Aber natürlich werden Pflanzen völlig schuldlos zum „Täter“. Die Kochs sind davon überzeugt: „Pflanzen sind auch immer das, was der Mensch aus ihnen macht. Durch Versuch, Irrtum und Gottvertrauen haben unsere Vorfahren aus den Pflanzen gelernt. Manche wurden Nahrungs-mittel, andere Drogen. Sie waren stets auch ein probates Mittel, um Probleme aus dem Weg zu schaffen, beziehungsweise um die Ecke. Ja, manche heilen auch. Also gelten mildernde Umstände. Mehr aber nicht.“
Frei nach Paracelsus Erkenntnis „Die Dosis macht das Gift“, zeigen Heidi und Hans-Jürgen Koch in ihrem fotografischen Oeuvre die betörende, farbenfrohe Pflanzenwelt, die in ihrer Wirkung zwischen tödlicher Gefahr und lebenserhaltener Maßnahme changieren. Genau um dieses Wechselspiel der Wirkung und Zusammensetzung von Arzneimitteln machten sich, gestützt auf die Beobachtungen antiker Ärzte, Wilhelm Fabry und seine Frau Marie Colinet Gedanken. Viele dieser Erkenntnisse wurden in dem 1652 von Johann Beyer veröffentlichten Buch „Wund-Artzney“ publiziert. Dieses Buch befindet sich in der Sammlung des Wilhelm-Fabry-Museums.
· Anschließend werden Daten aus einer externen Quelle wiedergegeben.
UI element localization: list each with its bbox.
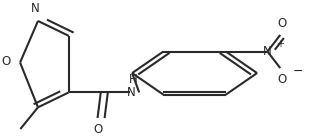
Text: O: O (93, 123, 102, 136)
Text: N: N (127, 86, 136, 99)
Text: N: N (31, 2, 39, 15)
Text: H: H (128, 73, 137, 86)
Text: +: + (276, 39, 284, 49)
Text: O: O (277, 73, 287, 86)
Text: O: O (277, 17, 287, 30)
Text: −: − (292, 65, 303, 78)
Text: O: O (1, 55, 10, 68)
Text: N: N (263, 45, 272, 58)
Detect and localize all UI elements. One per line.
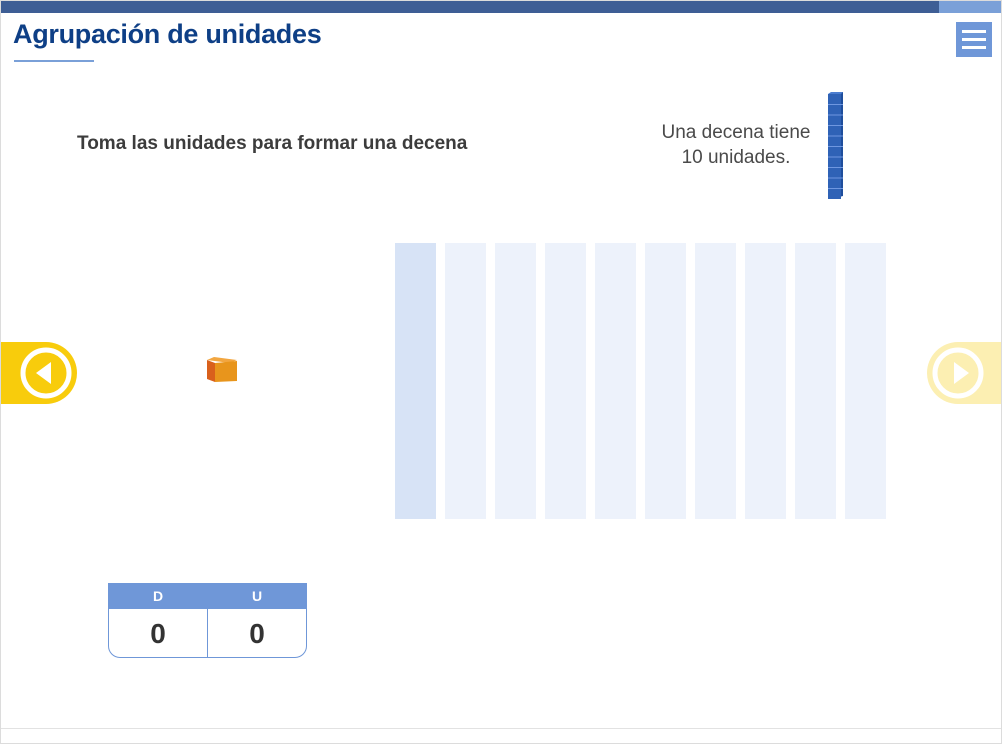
hamburger-menu-icon [962, 38, 986, 41]
board-slot-2[interactable] [445, 243, 486, 519]
board-slot-10[interactable] [845, 243, 886, 519]
board-slot-7[interactable] [695, 243, 736, 519]
place-value-counter: D U 0 0 [108, 583, 307, 658]
info-line-2: 10 unidades. [681, 147, 791, 168]
info-line-1: Una decena tiene [661, 122, 811, 143]
board-slot-3[interactable] [495, 243, 536, 519]
board-slot-6[interactable] [645, 243, 686, 519]
board-slot-1[interactable] [395, 243, 436, 519]
board-slot-8[interactable] [745, 243, 786, 519]
unit-cube-icon[interactable] [206, 357, 238, 383]
arrow-left-circle-icon [20, 347, 72, 399]
board-slot-5[interactable] [595, 243, 636, 519]
counter-header: D U [109, 584, 306, 609]
hamburger-menu-icon [962, 46, 986, 49]
info-text: Una decena tiene 10 unidades. [641, 120, 831, 170]
arrow-right-circle-icon [932, 347, 984, 399]
tens-value: 0 [150, 618, 166, 649]
hamburger-menu-icon [962, 30, 986, 33]
prev-button[interactable] [1, 342, 77, 404]
board-slot-4[interactable] [545, 243, 586, 519]
ten-rod-icon [828, 92, 843, 199]
menu-button[interactable] [956, 22, 992, 57]
title-underline [14, 60, 94, 62]
page-title: Agrupación de unidades [13, 19, 322, 49]
top-progress-bar-accent [939, 1, 1001, 13]
footer-divider [1, 728, 1001, 729]
tens-board [395, 243, 887, 519]
instruction-text: Toma las unidades para formar una decena [77, 133, 468, 154]
units-value: 0 [249, 618, 265, 649]
top-progress-bar [1, 1, 939, 13]
tens-label: D [152, 588, 164, 604]
counter-divider [207, 609, 208, 657]
next-button[interactable] [927, 342, 1002, 404]
board-slot-9[interactable] [795, 243, 836, 519]
units-label: U [251, 588, 263, 604]
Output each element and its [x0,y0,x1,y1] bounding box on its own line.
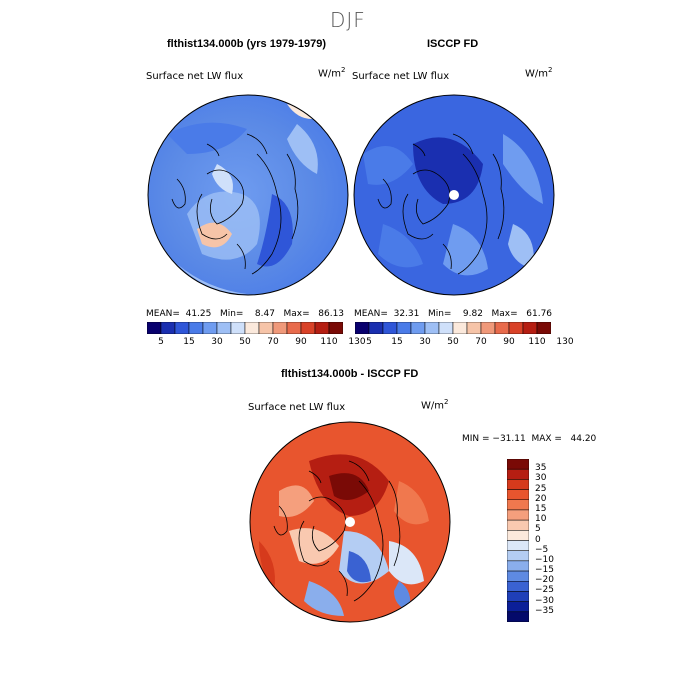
colorbar-swatch [230,322,246,334]
diff-colorbar-tick-label: 10 [535,514,547,525]
diff-colorbar-tick-label: −30 [535,595,554,606]
colorbar-swatch [452,322,468,334]
page-title: DJF [330,8,366,32]
colorbar-tick-label: 50 [239,337,251,347]
diff-colorbar-swatch [507,530,529,541]
colorbar-swatch [216,322,232,334]
diff-polar-map [249,421,451,623]
left-panel-title: flthist134.000b (yrs 1979-1979) [167,38,326,50]
diff-colorbar-swatch [507,479,529,490]
colorbar-tick-label: 70 [267,337,279,347]
diff-colorbar-swatch [507,581,529,592]
colorbar-swatch [286,322,302,334]
pole-missing-data [345,517,355,527]
colorbar-swatch [396,322,412,334]
left-polar-map [147,94,349,296]
diff-colorbar-swatch [507,601,529,613]
colorbar-tick-label: 30 [211,337,223,347]
diff-colorbar-tick-label: 35 [535,463,547,474]
colorbar-swatch [410,322,426,334]
colorbar-swatch [258,322,274,334]
diff-colorbar-swatch [507,570,529,582]
colorbar-swatch [508,322,524,334]
colorbar-tick-label: 70 [475,337,487,347]
diff-colorbar-tick-label: −5 [535,544,549,555]
colorbar-swatch [480,322,496,334]
colorbar-tick-label: 110 [528,337,546,347]
colorbar-swatch [368,322,384,334]
colorbar-swatch [466,322,482,334]
right-stats: MEAN= 32.31 Min= 9.82 Max= 61.76 [354,309,553,319]
colorbar-swatch [424,322,440,334]
colorbar-swatch [328,322,343,334]
colorbar-swatch [272,322,288,334]
left-stats: MEAN= 41.25 Min= 8.47 Max= 86.13 [146,309,345,319]
right-units-label: W/m2 [525,66,553,80]
left-field-label: Surface net LW flux [146,71,244,82]
diff-units-label: W/m2 [421,398,449,412]
colorbar-tick-label: 30 [419,337,431,347]
colorbar-swatch [244,322,260,334]
diff-colorbar-swatch [507,540,529,551]
diff-colorbar-swatch [507,499,529,511]
colorbar-swatch [314,322,330,334]
colorbar-swatch [202,322,218,334]
colorbar-swatch [494,322,510,334]
right-colorbar [355,322,551,334]
left-colorbar-ticks: 5 15 30 50 70 90 110 130 [147,337,365,349]
diff-colorbar-swatch [507,560,529,572]
colorbar-swatch [300,322,316,334]
pole-missing-data [449,190,459,200]
diff-colorbar-ticks: 35 30 25 20 15 10 5 0 −5 −10 −15 −20 −25 −30 −35 [535,459,575,622]
colorbar-swatch [382,322,398,334]
right-panel-title: ISCCP FD [427,38,479,50]
diff-stats: MIN = −31.11 MAX = 44.20 [462,434,597,444]
diff-colorbar-swatch [507,591,529,602]
colorbar-tick-label: 130 [348,337,366,347]
diff-colorbar-swatch [507,489,529,500]
colorbar-swatch [188,322,204,334]
diff-colorbar-swatch [507,468,529,480]
diff-colorbar-tick-label: −25 [535,585,554,596]
colorbar-tick-label: 90 [503,337,515,347]
colorbar-swatch [174,322,190,334]
colorbar-swatch [160,322,176,334]
colorbar-tick-label: 15 [391,337,403,347]
diff-colorbar-swatch [507,509,529,521]
diff-colorbar-tick-label: 25 [535,483,547,494]
diff-colorbar-tick-label: −10 [535,554,554,565]
diff-colorbar-tick-label: −20 [535,575,554,586]
colorbar-tick-label: 5 [158,337,164,347]
colorbar-swatch [522,322,538,334]
diff-colorbar [507,459,529,622]
diff-colorbar-swatch [507,519,529,531]
colorbar-tick-label: 15 [183,337,195,347]
colorbar-tick-label: 50 [447,337,459,347]
diff-colorbar-tick-label: 0 [535,534,541,545]
right-polar-map [353,94,555,296]
colorbar-tick-label: 130 [556,337,574,347]
colorbar-tick-label: 5 [366,337,372,347]
colorbar-tick-label: 90 [295,337,307,347]
colorbar-swatch [536,322,551,334]
left-colorbar [147,322,343,334]
diff-colorbar-tick-label: 5 [535,524,541,535]
colorbar-swatch [147,322,162,334]
right-colorbar-ticks: 5 15 30 50 70 90 110 130 [355,337,573,349]
colorbar-swatch [438,322,454,334]
colorbar-tick-label: 110 [320,337,338,347]
diff-colorbar-tick-label: 20 [535,493,547,504]
diff-colorbar-tick-label: −35 [535,605,554,616]
diff-field-label: Surface net LW flux [248,402,346,413]
colorbar-swatch [355,322,370,334]
diff-colorbar-tick-label: −15 [535,565,554,576]
right-field-label: Surface net LW flux [352,71,450,82]
diff-colorbar-tick-label: 30 [535,473,547,484]
diff-colorbar-tick-label: 15 [535,503,547,514]
diff-panel-title: flthist134.000b - ISCCP FD [281,368,419,380]
left-units-label: W/m2 [318,66,346,80]
diff-colorbar-swatch [507,550,529,562]
diff-colorbar-swatch [507,459,529,470]
diff-colorbar-swatch [507,611,529,622]
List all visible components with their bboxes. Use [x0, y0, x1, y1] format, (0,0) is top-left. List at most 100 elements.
* Wilhelm-Fabry-Museum, Benrather Str. 32a, 40721 Hilden
https://wilhelm-fabry-museum.de
- Alpenveilchen (Cyclamen spec.). Alpenveilchen vor Tapete. Auch Hasenohr, Gichtapfel, Kreuzwehkraut genannt. Zur Gattung zählen 22 Arten. Die beliebte Topfpflanze („Omas Liebling“) ist das Zimmer-Alpenveilchen (Cyclamen persicum), von dem es zahlreiche Kulturformen gibt. Cyclamen sind stark giftig. Verwendung als Pfeilgift. Wurzeln beim Fischfang, zur Betäubung von Fischen benutzt. Vielseitiges Heilmittel in Antike und Mittelalter (Schlangenbisse, Milzleiden, Abwehrzauber, Abortivum, Liebestrank). Inhaltsstoffe: Saponine u.a. Cyclamin. Alle Teile der Pflanze sind mehr oder weniger giftig, besonders die Wurzelknolle. Der Pflanzensaft kann schwere Hautreaktionen hervorrufen. Vergiftungserscheinungen: Zunächst Kratzen im Mund, dann Übelkeit, Durchfall, Blutzersetzung, Kreislaufprobleme, Konvulsionen, Atemlähmung. Tod nicht ausgeschlossen.
- Rittersporne (Delphinium). Hier Blüte der Sorte „Dark Blue White Bee”. Die Gattung Rittersporne umfasst mehr als 300 Arten und zahlreiche Züchtungssorten. Rittersporne gehören zu den bekanntesten Zierpflanzen. Der deutsche Name Rittersporn verweist auf den deutlichen, nach rückwärts gerichtetem Sporn an der Hinterseite der Blüte. In der Heilkunst früherer Zeiten linderte Rittersporn die Folgen von Schlangenbissen, schützte vor Skorpionen und war Mittel gegen Läuse, Krätze, Wurmbefall und anderem Ungeziefer. Rittersporn ist für weniger Verluste verantwortlich als der Eisenhut, sein großer Bruder, aber töten kann auch er. Vor allem Weidevieh. In allen Pflanzenteilen befinden sich toxische Alkaloide. Vergiftungserscheinungen: Herzrhythmusstörungen, Krämpfe, Entzündungen von Magen und Darm, Lähmungserscheinungen, Tod durch Muskel- oder Herzlähmung.